The North American Securities Administrators Association (NASAA) recently released its 2022 Enforcement Report. The report contained a section on elements of the precious metals industry. This is what it said:
Bad actors are using contemporary macroeconomic factors – such as volatility in the markets and federal monetary policy – as a tool to more effectively market traditional scams. For example, in recent precious metals scams, many promoters have been using deception and emotion to prey on financial fear. They often use headlines to stoke further the fear and concern over the potential adverse impact on retirement savings. On the other hand, they have been using deception and emotion to sell hope, claiming concerned investors can prevent wholesale losses by liquidating equities and using the proceeds to purchase precious metals.
U.S. members are working together, coordinating their efforts to shut down nationwide scams and address significant misconduct. They are also joining with the Commodity Futures Trading Commission (CFTC) and filing joint enforcement actions to ensure the protection of investors throughout the nation. In 2020, for example, 30 state securities regulators and the CFTC obtained injunctive relief and a receivership against TMTE Inc. aka Metals.com in the Northern District of Texas. The complaint pleaded grave facts – the company and affiliated defendants used traditional and social media marketing to lure more than 1,600 investors, including at least 1,300 elderly victims, in a scheme that involved more than $140 million in retirement savings. It also alleged virtually every investor lost the majority of their funds.

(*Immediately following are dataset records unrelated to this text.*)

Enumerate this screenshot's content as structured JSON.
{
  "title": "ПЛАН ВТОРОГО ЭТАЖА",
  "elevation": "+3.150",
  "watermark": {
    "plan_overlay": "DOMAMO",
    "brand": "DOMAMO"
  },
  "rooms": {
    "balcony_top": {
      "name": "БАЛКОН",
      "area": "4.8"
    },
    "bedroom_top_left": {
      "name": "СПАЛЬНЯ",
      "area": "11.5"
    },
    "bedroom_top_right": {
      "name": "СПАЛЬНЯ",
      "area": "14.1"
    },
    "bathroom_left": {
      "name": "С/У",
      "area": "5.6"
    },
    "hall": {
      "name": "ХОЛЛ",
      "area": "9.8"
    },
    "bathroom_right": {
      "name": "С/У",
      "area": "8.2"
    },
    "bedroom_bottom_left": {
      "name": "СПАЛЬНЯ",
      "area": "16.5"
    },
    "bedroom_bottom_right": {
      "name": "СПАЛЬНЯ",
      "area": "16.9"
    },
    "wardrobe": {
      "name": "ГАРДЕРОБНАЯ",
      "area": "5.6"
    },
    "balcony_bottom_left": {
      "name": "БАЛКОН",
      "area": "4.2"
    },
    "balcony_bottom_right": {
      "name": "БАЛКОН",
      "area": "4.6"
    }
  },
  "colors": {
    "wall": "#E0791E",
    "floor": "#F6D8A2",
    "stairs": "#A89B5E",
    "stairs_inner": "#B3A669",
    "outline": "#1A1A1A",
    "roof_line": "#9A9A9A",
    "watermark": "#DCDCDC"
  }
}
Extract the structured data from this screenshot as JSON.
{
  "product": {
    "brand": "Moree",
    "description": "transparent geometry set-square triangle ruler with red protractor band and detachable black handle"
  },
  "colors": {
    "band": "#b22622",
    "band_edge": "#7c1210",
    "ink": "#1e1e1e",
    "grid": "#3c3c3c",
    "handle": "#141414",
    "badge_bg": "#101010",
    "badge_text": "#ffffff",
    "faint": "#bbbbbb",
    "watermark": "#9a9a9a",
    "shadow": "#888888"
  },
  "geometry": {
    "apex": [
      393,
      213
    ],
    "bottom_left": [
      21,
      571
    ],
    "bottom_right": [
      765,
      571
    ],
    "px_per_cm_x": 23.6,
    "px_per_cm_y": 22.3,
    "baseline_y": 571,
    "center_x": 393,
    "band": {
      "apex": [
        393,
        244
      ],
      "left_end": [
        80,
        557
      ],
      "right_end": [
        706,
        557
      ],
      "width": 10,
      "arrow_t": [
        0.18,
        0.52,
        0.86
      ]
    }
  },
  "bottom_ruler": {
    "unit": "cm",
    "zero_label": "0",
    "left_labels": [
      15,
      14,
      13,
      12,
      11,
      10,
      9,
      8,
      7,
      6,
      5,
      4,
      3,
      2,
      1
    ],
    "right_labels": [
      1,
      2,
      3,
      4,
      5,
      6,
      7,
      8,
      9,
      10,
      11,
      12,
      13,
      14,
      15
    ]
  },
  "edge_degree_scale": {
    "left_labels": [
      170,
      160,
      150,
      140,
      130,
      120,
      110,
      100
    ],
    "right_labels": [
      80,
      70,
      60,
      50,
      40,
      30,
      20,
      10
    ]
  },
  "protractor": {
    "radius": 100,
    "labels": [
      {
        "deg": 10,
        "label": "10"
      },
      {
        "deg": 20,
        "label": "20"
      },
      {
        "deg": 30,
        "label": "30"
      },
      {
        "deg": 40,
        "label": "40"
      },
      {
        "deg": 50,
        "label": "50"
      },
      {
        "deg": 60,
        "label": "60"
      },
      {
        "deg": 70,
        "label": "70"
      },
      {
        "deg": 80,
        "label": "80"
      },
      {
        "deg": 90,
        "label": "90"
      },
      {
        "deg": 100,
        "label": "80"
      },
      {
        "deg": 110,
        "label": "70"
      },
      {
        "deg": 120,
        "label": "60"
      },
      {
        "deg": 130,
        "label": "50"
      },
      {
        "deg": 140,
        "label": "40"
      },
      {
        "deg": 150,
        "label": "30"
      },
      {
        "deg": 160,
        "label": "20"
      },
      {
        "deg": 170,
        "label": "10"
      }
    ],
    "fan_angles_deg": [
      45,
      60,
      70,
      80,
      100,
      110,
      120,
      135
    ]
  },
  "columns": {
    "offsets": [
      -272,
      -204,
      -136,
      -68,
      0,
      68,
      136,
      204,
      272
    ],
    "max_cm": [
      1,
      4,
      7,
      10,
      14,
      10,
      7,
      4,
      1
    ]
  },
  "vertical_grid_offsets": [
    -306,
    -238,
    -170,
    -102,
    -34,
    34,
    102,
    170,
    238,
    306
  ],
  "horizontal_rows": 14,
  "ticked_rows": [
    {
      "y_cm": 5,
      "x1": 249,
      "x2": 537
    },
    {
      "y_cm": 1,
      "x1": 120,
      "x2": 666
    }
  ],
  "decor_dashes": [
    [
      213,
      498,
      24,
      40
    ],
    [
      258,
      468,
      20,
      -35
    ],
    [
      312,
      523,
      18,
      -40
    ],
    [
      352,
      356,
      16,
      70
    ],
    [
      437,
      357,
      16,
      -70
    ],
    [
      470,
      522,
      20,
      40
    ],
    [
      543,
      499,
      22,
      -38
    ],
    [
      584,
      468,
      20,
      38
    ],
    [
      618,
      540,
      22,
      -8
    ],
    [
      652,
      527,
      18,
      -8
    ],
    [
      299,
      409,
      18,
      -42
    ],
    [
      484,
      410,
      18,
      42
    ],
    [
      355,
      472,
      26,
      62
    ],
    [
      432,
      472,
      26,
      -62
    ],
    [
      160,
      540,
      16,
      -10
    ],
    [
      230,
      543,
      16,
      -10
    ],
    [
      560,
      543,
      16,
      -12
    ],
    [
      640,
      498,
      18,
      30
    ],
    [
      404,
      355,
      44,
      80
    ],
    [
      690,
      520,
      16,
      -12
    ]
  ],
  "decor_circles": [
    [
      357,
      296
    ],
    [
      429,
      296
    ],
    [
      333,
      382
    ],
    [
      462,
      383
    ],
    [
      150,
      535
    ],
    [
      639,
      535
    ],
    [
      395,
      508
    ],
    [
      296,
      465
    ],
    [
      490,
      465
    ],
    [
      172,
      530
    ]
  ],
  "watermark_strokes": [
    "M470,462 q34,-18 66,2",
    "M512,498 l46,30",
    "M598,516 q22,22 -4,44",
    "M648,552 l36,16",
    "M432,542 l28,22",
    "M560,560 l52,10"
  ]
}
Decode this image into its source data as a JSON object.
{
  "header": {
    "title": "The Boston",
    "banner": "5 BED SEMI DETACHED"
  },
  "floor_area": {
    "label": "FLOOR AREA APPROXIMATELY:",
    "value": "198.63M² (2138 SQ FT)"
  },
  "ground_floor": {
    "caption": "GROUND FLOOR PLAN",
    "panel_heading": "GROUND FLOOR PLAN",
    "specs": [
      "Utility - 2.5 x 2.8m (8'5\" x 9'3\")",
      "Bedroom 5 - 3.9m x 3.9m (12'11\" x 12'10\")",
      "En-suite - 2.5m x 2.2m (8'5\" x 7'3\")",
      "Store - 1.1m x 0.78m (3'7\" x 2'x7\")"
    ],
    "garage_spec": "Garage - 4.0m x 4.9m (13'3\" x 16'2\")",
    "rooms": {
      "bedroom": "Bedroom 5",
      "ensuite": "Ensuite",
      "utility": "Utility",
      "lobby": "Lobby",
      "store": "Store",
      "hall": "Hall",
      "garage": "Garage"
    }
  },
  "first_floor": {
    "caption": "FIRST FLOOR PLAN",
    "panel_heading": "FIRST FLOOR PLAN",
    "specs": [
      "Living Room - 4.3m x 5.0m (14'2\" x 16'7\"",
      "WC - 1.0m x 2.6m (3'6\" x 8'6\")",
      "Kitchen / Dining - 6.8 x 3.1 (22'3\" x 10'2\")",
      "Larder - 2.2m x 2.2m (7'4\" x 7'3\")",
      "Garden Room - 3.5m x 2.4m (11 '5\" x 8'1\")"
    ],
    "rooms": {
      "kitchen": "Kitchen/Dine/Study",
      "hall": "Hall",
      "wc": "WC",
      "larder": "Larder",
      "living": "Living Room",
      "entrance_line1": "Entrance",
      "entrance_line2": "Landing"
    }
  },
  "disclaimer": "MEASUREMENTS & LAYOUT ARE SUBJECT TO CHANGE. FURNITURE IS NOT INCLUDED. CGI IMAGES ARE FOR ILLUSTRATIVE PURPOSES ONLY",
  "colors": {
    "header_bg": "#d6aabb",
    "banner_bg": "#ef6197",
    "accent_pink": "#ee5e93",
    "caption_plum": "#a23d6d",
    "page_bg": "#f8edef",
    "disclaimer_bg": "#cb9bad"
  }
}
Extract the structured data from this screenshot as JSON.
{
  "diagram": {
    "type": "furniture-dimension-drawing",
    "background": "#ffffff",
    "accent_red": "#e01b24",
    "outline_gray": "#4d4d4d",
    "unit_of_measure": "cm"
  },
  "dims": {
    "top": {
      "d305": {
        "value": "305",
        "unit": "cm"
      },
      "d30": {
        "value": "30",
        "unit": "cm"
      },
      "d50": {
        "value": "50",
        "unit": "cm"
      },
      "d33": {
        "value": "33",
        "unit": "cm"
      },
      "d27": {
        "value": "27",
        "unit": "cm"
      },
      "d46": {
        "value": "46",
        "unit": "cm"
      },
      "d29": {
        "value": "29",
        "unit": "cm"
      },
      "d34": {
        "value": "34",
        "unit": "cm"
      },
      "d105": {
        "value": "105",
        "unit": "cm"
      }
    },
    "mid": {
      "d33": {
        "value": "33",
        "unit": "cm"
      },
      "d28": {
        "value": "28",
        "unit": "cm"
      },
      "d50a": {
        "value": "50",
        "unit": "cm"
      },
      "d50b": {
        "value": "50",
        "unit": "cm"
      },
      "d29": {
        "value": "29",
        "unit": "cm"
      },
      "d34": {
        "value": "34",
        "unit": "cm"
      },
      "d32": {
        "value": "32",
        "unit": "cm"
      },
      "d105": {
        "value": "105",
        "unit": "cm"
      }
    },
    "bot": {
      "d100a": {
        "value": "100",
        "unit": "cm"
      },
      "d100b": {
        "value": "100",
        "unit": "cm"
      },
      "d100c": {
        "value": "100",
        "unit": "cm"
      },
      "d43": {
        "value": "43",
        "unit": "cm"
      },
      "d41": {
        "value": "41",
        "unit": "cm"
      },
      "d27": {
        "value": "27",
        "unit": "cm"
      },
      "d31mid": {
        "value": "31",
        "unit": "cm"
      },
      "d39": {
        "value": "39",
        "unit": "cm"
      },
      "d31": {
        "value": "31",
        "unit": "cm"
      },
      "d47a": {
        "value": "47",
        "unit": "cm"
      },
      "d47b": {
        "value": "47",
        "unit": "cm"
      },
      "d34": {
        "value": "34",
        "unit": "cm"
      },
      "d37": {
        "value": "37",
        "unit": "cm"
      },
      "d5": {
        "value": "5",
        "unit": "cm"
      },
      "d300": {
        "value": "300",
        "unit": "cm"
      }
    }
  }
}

More recently, in 2021, state securities regulators began investigating Safeguard Metals LLC and Jeffrey Santulan, its principal. Earlier this year, the California Department of Financial Protection and Innovation, along with 26 state securities regulators and the CFTC, filed a federal lawsuit against Safeguard, Santulan and related parties in the Central District of California. The complaint alleged the firm preyed on fear, creating a sense of urgency and encouraging prospective clients to remove their savings from the stock market to avoid significant loss. It also allegedly advised clients to liquidate their traditional retirement accounts and transfer the proceeds into self-directed IRAs to purchase coins that were marked up as much as 71 percent. More than 450 mostly elderly retail investors were victimized by the scheme, according to court filings.